Toby van Heerden on scaling the business
When I took over in September last year, my mind was really going: where can 10X go? That is organic growth; looking at various things in terms of its current distribution channels it is servicing, what distribution channels it should be servicing, what product it has, where should the product range evolve to, what assets can you gain in those? We did a lot of work with that and I presented it to the board. We have a five-year view of what we are going to try and execute. These are large numbers we’re aiming for. We are thinking big. This is step one in a broader strategic rollout. In the next couple of months, we’ll be talking to you a bit more about the other things we are planning and doing. It is aggressive and it doesn’t say we are going to acquire the world.

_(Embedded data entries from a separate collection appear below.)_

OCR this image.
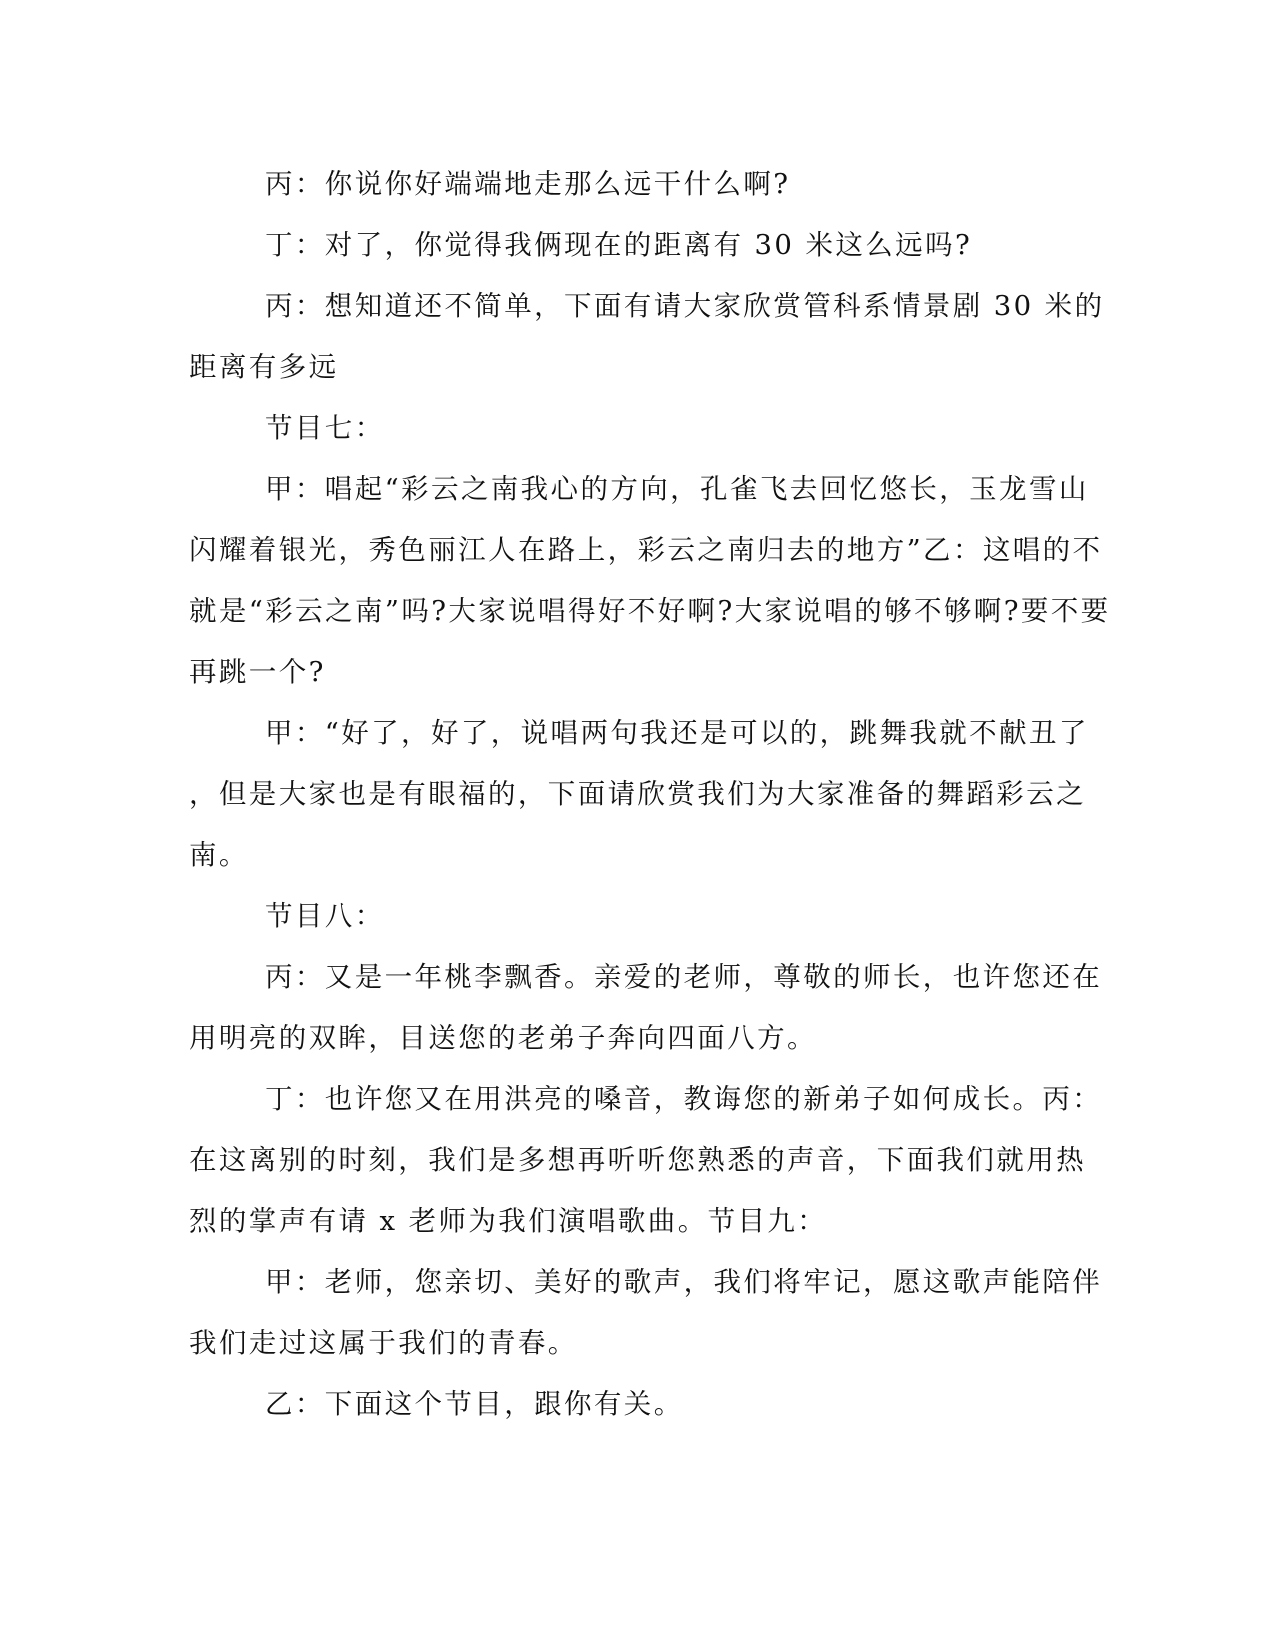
丙：你说你好端端地走那么远干什么啊?
丁：对了，你觉得我俩现在的距离有 30 米这么远吗?
丙：想知道还不简单，下面有请大家欣赏管科系情景剧 30 米的
距离有多远
节目七：
甲：唱起“彩云之南我心的方向，孔雀飞去回忆悠长，玉龙雪山
闪耀着银光，秀色丽江人在路上，彩云之南归去的地方”乙：这唱的不
就是“彩云之南”吗?大家说唱得好不好啊?大家说唱的够不够啊?要不要
再跳一个?
甲：“好了，好了，说唱两句我还是可以的，跳舞我就不献丑了
，但是大家也是有眼福的，下面请欣赏我们为大家准备的舞蹈彩云之
南。
节目八：
丙：又是一年桃李飘香。亲爱的老师，尊敬的师长，也许您还在
用明亮的双眸，目送您的老弟子奔向四面八方。
丁：也许您又在用洪亮的嗓音，教诲您的新弟子如何成长。丙：
在这离别的时刻，我们是多想再听听您熟悉的声音，下面我们就用热
烈的掌声有请 x 老师为我们演唱歌曲。节目九：
甲：老师，您亲切、美好的歌声，我们将牢记，愿这歌声能陪伴
我们走过这属于我们的青春。
乙：下面这个节目，跟你有关。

It is not about acquisition, it’s about doing interesting transactions; about the products deteriorating; our clients, getting this global mindset into our business and rolling that out.
Scale is absolutely key in the passive space. In an active business, the fee rate is effectively three, four or five times higher than ours. They make a lot of money on that. But they also have a slightly higher cost structure because they have got to pay for expensive portfolio managers. Whereas on the passive side, we have to get to scale to get the revenue in. Once we have the revenue in, the scale helps us to bring efficiencies in our business where we can bring administration costs down, operational costs. And this is where tech comes in for a passive business. If you can automate and bring in very clever tech into your business, you can reduce your costs even more. It is like quant client acquisition. How cheaply can you acquire a customer in terms of them accessing your investments through an application form? If you can do that for a fraction of the cost, your cost comes down. Then you can make more money, but you need scale to do that.